BMC Bioinformatics. 2015;16 Suppl 1(Suppl 1):S10. doi: 10.1186/1471-2105-16-S1-S10. Epub 2015 Feb 18.
Given a set of biallelic molecular markers, such as SNPs, with genotype values on a collection of plant, animal or human samples, the goal of quantitative genetic trait prediction is to predict the quantitative trait values by simultaneously modeling all marker effects. Quantitative genetic trait prediction is usually represented as linear regression models which require quantitative encodings for the genotypes: the three distinct genotype values, corresponding to one heterozygous and two homozygous alleles, are usually coded as integers, and manipulated algebraically in the model. Further, epistasis between multiple markers is modeled as multiplication between the markers: it is unclear that the regression model continues to be effective under this. In this work we investigate the effects of encodings to the quantitative genetic trait prediction problem.
We first showed that different encodings lead to different prediction accuracies, in many test cases. We then proposed a data-driven encoding strategy, where we encode the genotypes according to their distribution in the phenotypes and we allow each marker to have different encodings. We show in our experiments that this encoding strategy is able to improve the performance of the genetic trait prediction method and it is more helpful for the oligogenic traits, whose values rely on a relatively small set of markers. To the best of our knowledge, this is the first paper that discusses the effects of encodings to the genetic trait prediction problem.
给定一组双等位基因分子标记,如 SNP,在植物、动物或人类样本的集合上具有基因型值,数量遗传性状预测的目标是通过同时对所有标记效应进行建模来预测数量性状值。

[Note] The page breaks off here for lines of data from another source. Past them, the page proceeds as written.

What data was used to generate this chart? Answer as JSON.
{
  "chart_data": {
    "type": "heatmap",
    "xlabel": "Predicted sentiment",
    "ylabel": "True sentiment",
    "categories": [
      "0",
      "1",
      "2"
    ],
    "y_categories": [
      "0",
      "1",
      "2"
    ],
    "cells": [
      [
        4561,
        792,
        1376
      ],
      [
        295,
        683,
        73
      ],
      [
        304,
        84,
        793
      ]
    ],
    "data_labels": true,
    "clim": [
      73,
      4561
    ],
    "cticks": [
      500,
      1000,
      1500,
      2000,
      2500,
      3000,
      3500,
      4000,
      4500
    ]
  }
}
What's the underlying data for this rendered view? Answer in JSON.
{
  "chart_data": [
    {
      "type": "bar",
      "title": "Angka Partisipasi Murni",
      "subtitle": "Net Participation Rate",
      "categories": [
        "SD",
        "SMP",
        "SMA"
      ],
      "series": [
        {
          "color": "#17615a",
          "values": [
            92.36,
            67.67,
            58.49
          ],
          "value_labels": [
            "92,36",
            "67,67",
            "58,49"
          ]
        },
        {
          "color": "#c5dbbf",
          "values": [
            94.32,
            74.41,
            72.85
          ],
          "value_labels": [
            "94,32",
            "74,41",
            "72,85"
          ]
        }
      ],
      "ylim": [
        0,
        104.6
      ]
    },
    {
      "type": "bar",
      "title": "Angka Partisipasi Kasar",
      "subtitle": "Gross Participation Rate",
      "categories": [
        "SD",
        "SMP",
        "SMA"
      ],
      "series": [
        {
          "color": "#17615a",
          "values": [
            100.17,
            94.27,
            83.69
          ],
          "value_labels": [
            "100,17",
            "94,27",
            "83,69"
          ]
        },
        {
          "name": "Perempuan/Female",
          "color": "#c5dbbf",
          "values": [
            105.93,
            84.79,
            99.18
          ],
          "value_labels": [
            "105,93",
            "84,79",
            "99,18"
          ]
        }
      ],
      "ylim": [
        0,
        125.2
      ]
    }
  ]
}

数量遗传性状预测通常表示为线性回归模型,该模型需要对基因型进行定量编码:三个不同的基因型值,对应一个杂合子和两个纯合子等位基因,通常编码为整数,并在模型中进行代数操作。此外,多个标记之间的上位性被建模为标记之间的乘法:在这种情况下,回归模型是否仍然有效尚不清楚。在这项工作中,我们研究了编码对数量遗传性状预测问题的影响。
我们首先表明,不同的编码导致不同的预测准确性,在许多测试案例中。然后,我们提出了一种数据驱动的编码策略,根据表型中基因型的分布对基因型进行编码,并允许每个标记具有不同的编码。我们在实验中表明,这种编码策略能够提高遗传性状预测方法的性能,并且对于依赖相对较小数量标记的多基因性状更有帮助。据我们所知,这是第一篇讨论编码对遗传性状预测问题的影响的论文。